Hace algo más de un mes nos dejó Roberto, compañero en la trinchera y amigo personal. Diego Macera escribió hace poco que gracias a él millones de peruanos vivimos mejor, y no encuentro mejor manera de expresar la contribución de Roberto a la historia del Perú.
Nos conocimos al inicio de nuestras carreras. En 1968, cuando Roberto terminaba sus estudios de economía en la PUCP, se interesó en un curso recientemente creado por el Banco Central de Reserva (BCR) que se dictaría durante el verano, cuya novedad sería el rigor en la enseñanza de teoría económica y los rígidos exámenes de ingreso, que servirían para seleccionar nuevos funcionarios públicos. No paró hasta ser admitido y terminó como el mejor de su clase. Pero yo acababa de dejar el BCR y buscaba asistente para la investigación que iniciaba en la Católica, y logré entonces contratarlo como ayudante de investigación. En ese entonces yo vivía en Huachipa, donde él me recogía para conversar de camino a la universidad. Recuerdo cómo en el camino me hacía un recuento de todas las palabras del idioma español que tenían raíz árabe. Compartimos no solo una fuerte amistad, sino un compromiso profesional de servicio público, dedicados a la guerra contra la pobreza del país.
Por algún período, ambos vivimos en el exterior hasta 1980, cuando fui convocado por Ulloa al BCR. Llegando al Perú, fue Roberto quien me hospedó en su casa los primeros meses y quien, además, me presentó a Pepita Camminati, mi esposa.

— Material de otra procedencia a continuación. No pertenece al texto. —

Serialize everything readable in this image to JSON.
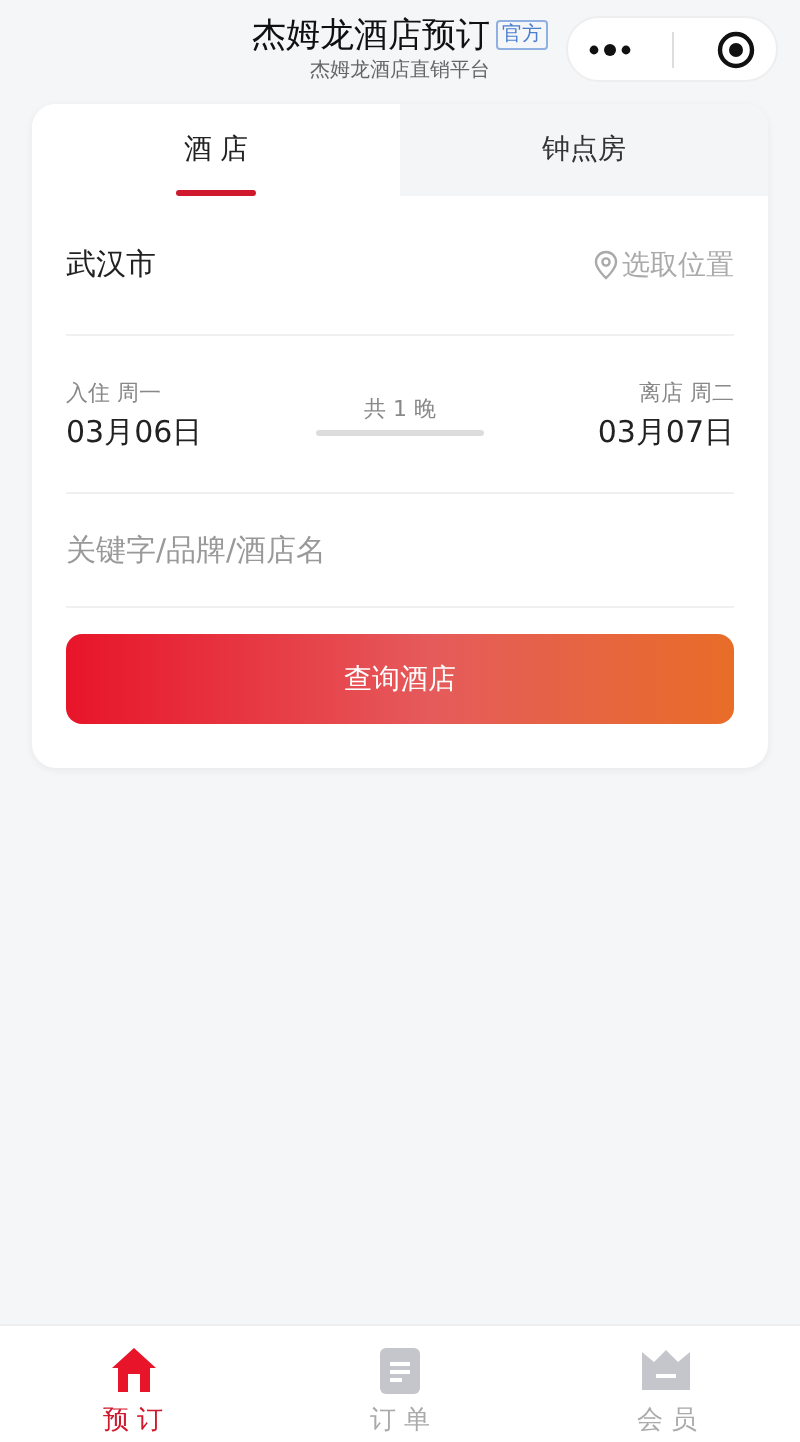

Roberto no era un economista académico, que es otra forma de decir que no cultivaba la duda. Estaba convencido de los principios de la economía de mercado –una economía relativamente abierta y estabilidad monetaria– y era evidente que la economía peruana se había apartado radicalmente de ambos objetivos. Lo urgente durante los años setenta y ochenta no era debatir teorías, sino convencer a sucesivos actores políticos de la necesidad de recuperar un margen de apertura, especialmente en el control de las importaciones y frenar la rampante inflación de esos años, y la inclinación, los talentos ejecutivos y persuasivos de Roberto se prestaron perfectamente a la guerra política que requerían esas tareas, obra que realizó durante varios gobiernos entre los años setenta y noventa. Sus enemigos no se definían en términos de derecha e izquierda, sino de los que se escudaban en banderas teóricas para beneficio propio, fueran empresarios, políticos populistas o funcionarios corruptos. Roberto estaba hecho para esa guerra. En parte, por su excelente formación académica, pero también por sus atributos de guerrero dedicado, atributos que le permitieron ser uno de los gestores principales de los lineamientos económicos y sociales de sucesivos gobiernos desde 1990.
La amistad con Roberto ha sido un privilegio que fue más allá del trabajo profesional y se extendió a los miembros de su familia, Mamie, Irene, Robertito y Emilia. Fuera de la oficina compartía con sus amigos su exquisito amor por la buena música. Gozó de una extraordinaria memoria (que, confieso, envidié muchas veces), tenía salidas inesperadas y agudas, y un fino sentido del humor que algunos no entendían, pero fue sobre todo un excelente amigo. Guardo el entrañable recuerdo de nuestra última conversación cuando lo visité en su casa.